Her brows lifted, just a little. Not in disbelief—rather in acknowledgment, as though the admission had confirmed something she had already suspected.
“I wished to thank you,” she said. “For your kindness. For your patience with such an unceremonious invasion of your household. I assure you, had I been fully myself—”
“Youarefully yourself,” Darcy said, and stopped.
The words had not been intended for utterance. They had simply escaped, carried on the same impulse that had opened the door too swiftly, that had stepped aside too readily to make space for her. He felt the heat rise at once and was dimly aware of wishing he could call them back.
Elizabeth, however, only smiled. Not playfully—something quieter, more considering. “Then I am doubly obliged to you,” she said. “For indulging me even so.”
She took a step farther into the room, her attention drawn to the desk. “I hope I have not entirely disrupted your work. There must be a reason you rose so early.”
“No,” he said again, more carefully this time. “I was not making much progress.”
“Ah.” She laughed easily. “Then I shall rather presumptuously consider my arrival an improvement on an otherwise dull room.”
The ease of the remark, the familiar turn of wit, struck him more deeply than he expected. It had been this—this liveliness, this unforced animation—that he had found himself missing after he left Hertfordshire, though he had refused to name the absence as such.
“You are… truly feeling better, then?” he asked.
“Remarkably so,” she replied. “Which is a source of no small embarrassment, I assure you. Miss Bingley has already suggested—quite delicately—that I have chosen a most artful moment to revive.”
Darcy’s jaw tightened despite himself. “No one could think you motivated by arts and allurements, Miss Elizabeth.”
“I am glad to hear it. I should hate to think myself the object of suspicion.” She hesitated, then added, more softly, “But my father will be relieved when he hears of it.”
Something in her tone—quiet, unguarded—made Darcy’s throat constrict. He gestured toward one of the chairs before he quite knew why. “Will you sit?”
She did, framing her skirt about the chair and casting a glance about his study as if she knew it already, and was merely reacquainting herself with it. She rested her hands lightly in her lap.
“I see,” she said, “that your papers are all in precise rows. My father’s desk resembles a battlefield after the troops have fled.”
Darcy’s mouth twitched despite himself. “Your father conducts his affairs by stratagem,” he replied. “I prefer to know where the enemy lies.”
She laughed—softly, but with real amusement—and the sound struck him with more force than it had any right to do. He felt it at once: that faint, draining pull, like a tide withdrawing beneath his feet.
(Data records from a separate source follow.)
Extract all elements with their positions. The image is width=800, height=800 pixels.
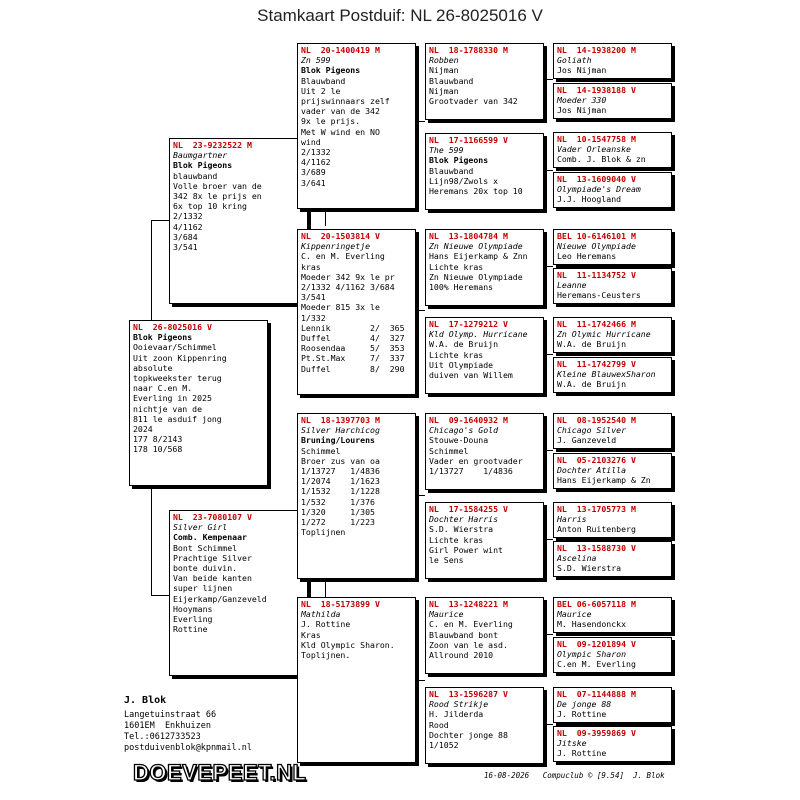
ring-number: NL 17-1166599 V [429,135,508,145]
pigeon-name: Silver Harchicog [301,425,380,436]
info-line: 1/272 1/223 [301,517,375,528]
pigeon-name: Olympic Sharon [557,649,627,660]
connector-line [547,354,553,355]
ring-number: NL 05-2103276 V [557,455,636,465]
info-line: Rood [429,719,449,730]
pigeon-card-ggf-3[interactable] [425,413,544,490]
pigeon-name: Kippenringetje [301,241,371,252]
info-line: 1/13727 1/4836 [429,466,513,477]
info-line: Moeder 815 3x le [301,302,380,313]
info-line: prijswinnaars zelf [301,96,390,107]
info-line: Pt.St.Max 7/ 337 [301,353,405,364]
info-line: Jos Nijman [557,105,607,116]
info-line: Ooievaar/Schimmel [133,342,217,353]
info-line: Lichte kras [429,534,484,545]
pigeon-name: Maurice [429,609,464,620]
owner-city: 1601EM Enkhuizen [124,721,211,731]
info-line: Nijman [429,85,459,96]
info-line: 4/1162 [301,157,331,168]
owner-label: Blok Pigeons [429,155,489,166]
info-line: Lennik 2/ 365 [301,322,405,333]
info-line: Schimmel [429,445,469,456]
pigeon-card-father-father[interactable] [297,43,416,209]
ring-number: NL 17-1279212 V [429,319,508,329]
info-line: Girl Power wint [429,544,503,555]
info-line: 2024 [133,424,153,435]
connector-line [419,495,425,496]
connector-line [547,539,553,540]
info-line: 177 8/2143 [133,434,183,445]
info-line: J. Rottine [557,748,607,759]
pigeon-card-gen4-16[interactable] [553,726,672,762]
info-line: Everling [173,614,213,625]
info-line: J. Ganzeveld [557,435,617,446]
owner-street: Langetuinstraat 66 [124,710,217,720]
info-line: 178 10/568 [133,444,183,455]
pigeon-name: Zn Olymic Hurricane [557,329,651,340]
connector-line [151,220,169,221]
info-line: kras [301,261,321,272]
info-line: W.A. de Bruijn [557,379,627,390]
owner-label: Blok Pigeons [133,332,193,343]
info-line: 1/1052 [429,740,459,751]
info-line: C. en M. Everling [429,619,513,630]
owner-label: Blok Pigeons [173,160,233,171]
ring-number: NL 13-1705773 M [557,504,636,514]
ring-number: NL 18-1397703 M [301,415,380,425]
info-line: Jos Nijman [557,65,607,76]
ring-number: NL 09-1201894 V [557,639,636,649]
info-line: blauwband [173,170,218,181]
ring-number: NL 17-1584255 V [429,504,508,514]
owner-name: J. Blok [124,695,167,706]
pigeon-name: Vader Orleanske [557,144,631,155]
ring-number: NL 11-1134752 V [557,270,636,280]
info-line: 3/641 [301,177,326,188]
pigeon-name: Nieuwe Olympiade [557,241,636,252]
info-line: naar C.en M. [133,383,193,394]
info-line: Duffel 4/ 327 [301,333,405,344]
ring-number: NL 09-3959869 V [557,728,636,738]
pigeon-card-gen4-9[interactable] [553,413,672,449]
page-title: Stamkaart Postduif: NL 26-8025016 V [257,6,543,25]
info-line: Lichte kras [429,349,484,360]
info-line: 2/1332 4/1162 3/684 [301,282,395,293]
info-line: Toplijnen. [301,650,351,661]
ring-number: NL 18-5173899 V [301,599,380,609]
info-line: 2/1332 [301,147,331,158]
info-line: Grootvader van 342 [429,96,518,107]
pigeon-name: Chicago's Gold [429,425,499,436]
pigeon-name: Goliath [557,55,592,66]
info-line: 3/684 [173,231,198,242]
ring-number: NL 20-1400419 M [301,45,380,55]
pigeon-name: Jitske [557,738,587,749]
pigeon-card-gen4-14[interactable] [553,637,672,673]
info-line: Blauwband [429,165,474,176]
info-line: Comb. J. Blok & zn [557,154,646,165]
connector-line [547,266,553,267]
info-line: Duffel 8/ 290 [301,363,405,374]
info-line: 1/1532 1/1228 [301,486,380,497]
pigeon-card-gen4-11[interactable] [553,502,672,538]
info-line: nichtje van de [133,403,203,414]
pigeon-card-ggm-1[interactable] [425,133,544,210]
ring-number: NL 23-7080107 V [173,512,252,522]
info-line: Bont Schimmel [173,542,238,553]
info-line: Blauwband bont [429,629,499,640]
info-line: Everling in 2025 [133,393,212,404]
pigeon-name: Harris [557,514,587,525]
info-line: S.D. Wierstra [557,563,622,574]
pigeon-name: De jonge 88 [557,699,612,710]
ring-number: NL 13-1609040 V [557,174,636,184]
pigeon-name: Kld Olymp. Hurricane [429,329,528,340]
connector-line [151,486,152,596]
info-line: Moeder 342 9x le pr [301,271,395,282]
info-line: Heremans-Ceusters [557,290,641,301]
info-line: W.A. de Bruijn [557,339,627,350]
info-line: C.en M. Everling [557,659,636,670]
info-line: H. Jilderda [429,709,484,720]
info-line: Broer zus van oa [301,455,380,466]
info-line: Uit Olympiade [429,359,494,370]
info-line: le Sens [429,555,464,566]
owner-block [124,695,252,754]
pigeon-name: Rood Strikje [429,699,489,710]
pigeon-card-mother[interactable] [169,510,308,676]
info-line: 1/2074 1/1623 [301,476,380,487]
pigeon-name: Maurice [557,609,592,620]
info-line: Toplijnen [301,527,346,538]
ring-number: NL 26-8025016 V [133,322,212,332]
info-line: 3/541 [173,242,198,253]
connector-line [547,450,553,451]
info-line: 3/689 [301,167,326,178]
info-line: 3/541 [301,292,326,303]
info-line: 1/332 [301,312,326,323]
site-logo[interactable]: DOEVEPEET.NL [133,760,307,785]
info-line: duiven van Willem [429,370,513,381]
pigeon-card-gen4-13[interactable] [553,597,672,633]
pigeon-card-gen4-4[interactable] [553,172,672,208]
connector-line [547,724,553,725]
info-line: 4/1162 [173,221,203,232]
pigeon-card-gen4-1[interactable] [553,43,672,79]
info-line: Hans Eijerkamp & Znn [429,251,528,262]
pigeon-name: Dochter Atilla [557,465,627,476]
pigeon-card-mother-father[interactable] [297,413,416,579]
pigeon-card-gen4-2[interactable] [553,83,672,119]
pigeon-card-ggf-2[interactable] [425,229,544,306]
info-line: J. Rottine [557,709,607,720]
ring-number: NL 13-1596287 V [429,689,508,699]
info-line: C. en M. Everling [301,251,385,262]
info-line: Allround 2010 [429,650,494,661]
ring-number: NL 11-1742466 M [557,319,636,329]
info-line: Rottine [173,624,208,635]
ring-number: NL 07-1144888 M [557,689,636,699]
info-line: Prachtige Silver [173,552,252,563]
pigeon-card-gen4-12[interactable] [553,541,672,577]
info-line: Roosendaa 5/ 353 [301,343,405,354]
connector-line [419,310,425,311]
pigeon-name: Kleine BlauwexSharon [557,369,656,380]
info-line: Van beide kanten [173,573,252,584]
ring-number: NL 11-1742799 V [557,359,636,369]
connector-line [547,170,553,171]
info-line: J.J. Hoogland [557,194,622,205]
ring-number: NL 13-1248221 M [429,599,508,609]
pigeon-card-ggm-2[interactable] [425,317,544,394]
pigeon-card-father-mother[interactable] [297,229,416,395]
info-line: Vader en grootvader [429,455,523,466]
pigeon-name: Robben [429,55,459,66]
info-line: Zoon van le asd. [429,639,508,650]
info-line: 1/13727 1/4836 [301,466,380,477]
info-line: 811 le asduif jong [133,413,222,424]
pigeon-card-gen4-5[interactable] [553,229,672,265]
pigeon-card-gen4-15[interactable] [553,687,672,723]
ring-number: BEL 06-6057118 M [557,599,636,609]
ring-number: NL 08-1952540 M [557,415,636,425]
pigeon-name: The 599 [429,145,464,156]
connector-line [547,634,553,635]
owner-phone: Tel.:0612733523 [124,732,201,742]
info-line: vader van de 342 [301,106,380,117]
pigeon-card-gen4-6[interactable] [553,268,672,304]
info-line: 6x top 10 kring [173,201,247,212]
info-line: Lijn98/Zwols x [429,175,499,186]
info-line: Volle broer van de [173,180,262,191]
info-line: Anton Ruitenberg [557,524,636,535]
pigeon-card-gen4-10[interactable] [553,453,672,489]
ring-number: NL 23-9232522 M [173,140,252,150]
pigeon-name: Leanne [557,280,587,291]
pigeon-name: Baumgartner [173,150,228,161]
info-line: 2/1332 [173,211,203,222]
info-line: absolute [133,362,173,373]
pigeon-name: Moeder 330 [557,95,607,106]
owner-email[interactable]: postduivenblok@kpnmail.nl [124,743,252,753]
info-line: Heremans 20x top 10 [429,186,523,197]
info-line: S.D. Wierstra [429,524,494,535]
info-line: bonte duivin. [173,563,238,574]
pigeon-name: Zn Nieuwe Olympiade [429,241,523,252]
pigeon-card-main[interactable] [129,320,268,486]
info-line: J. Rottine [301,619,351,630]
connector-line [151,220,152,320]
footer-credit: 16-08-2026 Compuclub © [9.54] J. Blok [484,771,665,780]
pigeon-name: Mathilda [301,609,341,620]
connector-line [419,680,425,681]
pigeon-name: Ascelina [557,553,597,564]
pigeon-name: Dochter Harris [429,514,499,525]
info-line: 9x le prijs. [301,116,361,127]
ring-number: NL 14-1938188 V [557,85,636,95]
info-line: Uit 2 le [301,85,341,96]
info-line: W.A. de Bruijn [429,339,499,350]
info-line: 100% Heremans [429,282,494,293]
info-line: Blauwband [429,75,474,86]
ring-number: NL 13-1588730 V [557,543,636,553]
info-line: Uit zoon Kippenring [133,352,227,363]
ring-number: NL 20-1503814 V [301,231,380,241]
ring-number: BEL 10-6146101 M [557,231,636,241]
pigeon-card-gen4-8[interactable] [553,357,672,393]
owner-label: Bruning/Lourens [301,435,375,446]
info-line: Eijerkamp/Ganzeveld [173,593,267,604]
connector-line [547,79,553,80]
info-line: Schimmel [301,445,341,456]
info-line: Met W wind en NO [301,126,380,137]
pigeon-card-ggm-4[interactable] [425,687,544,764]
pigeon-name: Chicago Silver [557,425,627,436]
connector-line [308,580,325,581]
info-line: Dochter jonge 88 [429,729,508,740]
ring-number: NL 14-1938200 M [557,45,636,55]
info-line: super lijnen [173,583,233,594]
pigeon-card-gen4-7[interactable] [553,317,672,353]
connector-line [419,121,425,122]
connector-line [151,595,169,596]
pigeon-card-mother-mother[interactable] [297,597,416,763]
ring-number: NL 10-1547758 M [557,134,636,144]
pigeon-card-gen4-3[interactable] [553,132,672,168]
info-line: Hooymans [173,603,213,614]
info-line: Blauwband [301,75,346,86]
info-line: 342 8x le prijs en [173,191,262,202]
pigeon-name: Silver Girl [173,522,228,533]
pigeon-card-ggf-4[interactable] [425,597,544,674]
info-line: Leo Heremans [557,251,617,262]
ring-number: NL 18-1788330 M [429,45,508,55]
info-line: Kld Olympic Sharon. [301,639,395,650]
pigeon-name: Olympiade's Dream [557,184,641,195]
info-line: 1/320 1/305 [301,506,375,517]
info-line: Kras [301,629,321,640]
info-line: Lichte kras [429,261,484,272]
info-line: Stouwe-Douna [429,435,489,446]
info-line: Nijman [429,65,459,76]
info-line: topkweekster terug [133,373,222,384]
ring-number: NL 13-1804784 M [429,231,508,241]
info-line: M. Hasendonckx [557,619,627,630]
pigeon-card-father[interactable] [169,138,308,304]
info-line: wind [301,136,321,147]
info-line: Zn Nieuwe Olympiade [429,271,523,282]
pigeon-card-ggf-1[interactable] [425,43,544,120]
ring-number: NL 09-1640932 M [429,415,508,425]
pigeon-card-ggm-3[interactable] [425,502,544,579]
owner-label: Blok Pigeons [301,65,361,76]
owner-label: Comb. Kempenaar [173,532,247,543]
info-line: Hans Eijerkamp & Zn [557,475,651,486]
info-line: 1/532 1/376 [301,496,375,507]
pigeon-name: Zn 599 [301,55,331,66]
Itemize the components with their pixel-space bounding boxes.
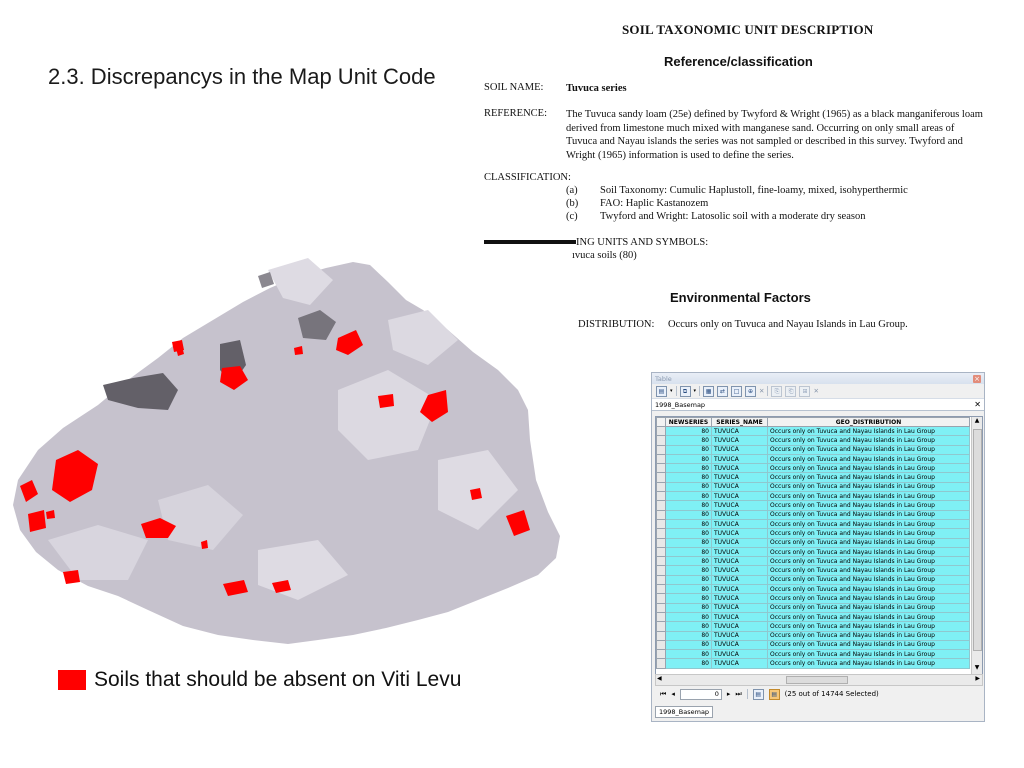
toolbar-separator: [767, 386, 768, 396]
switch-selection-icon[interactable]: ⇄: [717, 386, 728, 397]
table-cell[interactable]: TUVUCA: [712, 603, 768, 612]
table-cell[interactable]: 80: [666, 529, 712, 538]
selection-status: (25 out of 14744 Selected): [784, 690, 879, 698]
map-legend: [58, 668, 461, 692]
table-cell[interactable]: 80: [666, 612, 712, 621]
table-cell[interactable]: 80: [666, 594, 712, 603]
table-row[interactable]: [657, 436, 970, 445]
classification-key: (a): [566, 185, 578, 196]
table-row[interactable]: [657, 566, 970, 575]
table-cell[interactable]: 80: [666, 445, 712, 454]
table-row[interactable]: [657, 492, 970, 501]
row-selector[interactable]: [657, 566, 666, 575]
soil-name-label: SOIL NAME:: [484, 82, 544, 93]
row-selector[interactable]: [657, 445, 666, 454]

But he endured it gladly.
“I had thought,” she chuckled, “that gentlemen who keep such order must be frightfully dull.”
“I have been accused of many faults. Dullness is not one I often hear.”
Her brows lifted. “Perhaps because everyone wishes for your good opinion?”
He leaned back slightly in his chair, pursing his lips. “Is that what you think of me, Miss Elizabeth? I am wounded.”
“Wounded by a little tease, sir? I should think not. No, I think you rather fancy a bit of irreverence, though everything in your looks attempts to suggest otherwise.”
Darcy inclined his head with a smile. “I shall never confess.”
Elizabeth’s smile came quick and unmistakably pleased, as though she had landed her point and meant to enjoy it. Darcy kept his gaze where it was, though each moment demanded more of him than the last. To see her thus—to hear it in her voice—was worth every fraction it took.
Her gaze drifted once more to the desk. “I imagine you must have been very busy these past weeks,” she said. “It was quite a loss to the neighbourhood that you were called away so suddenly. Miss Bingley, in particular, felt your absence most keenly.”
The familiar evasion rose—ready, reflexive. He had employed it all his life. But when he opened his mouth, it failed him. “I have been occupied,” he said instead. “On… family business.”
It was true. After a fashion.
Elizabeth studied him for a moment, then nodded, as though that answer—paltry as it was—had satisfied some private accounting of her own. “One cannot count you remiss in attending to your duties, sir.”
The words were gentle. The meaning was not.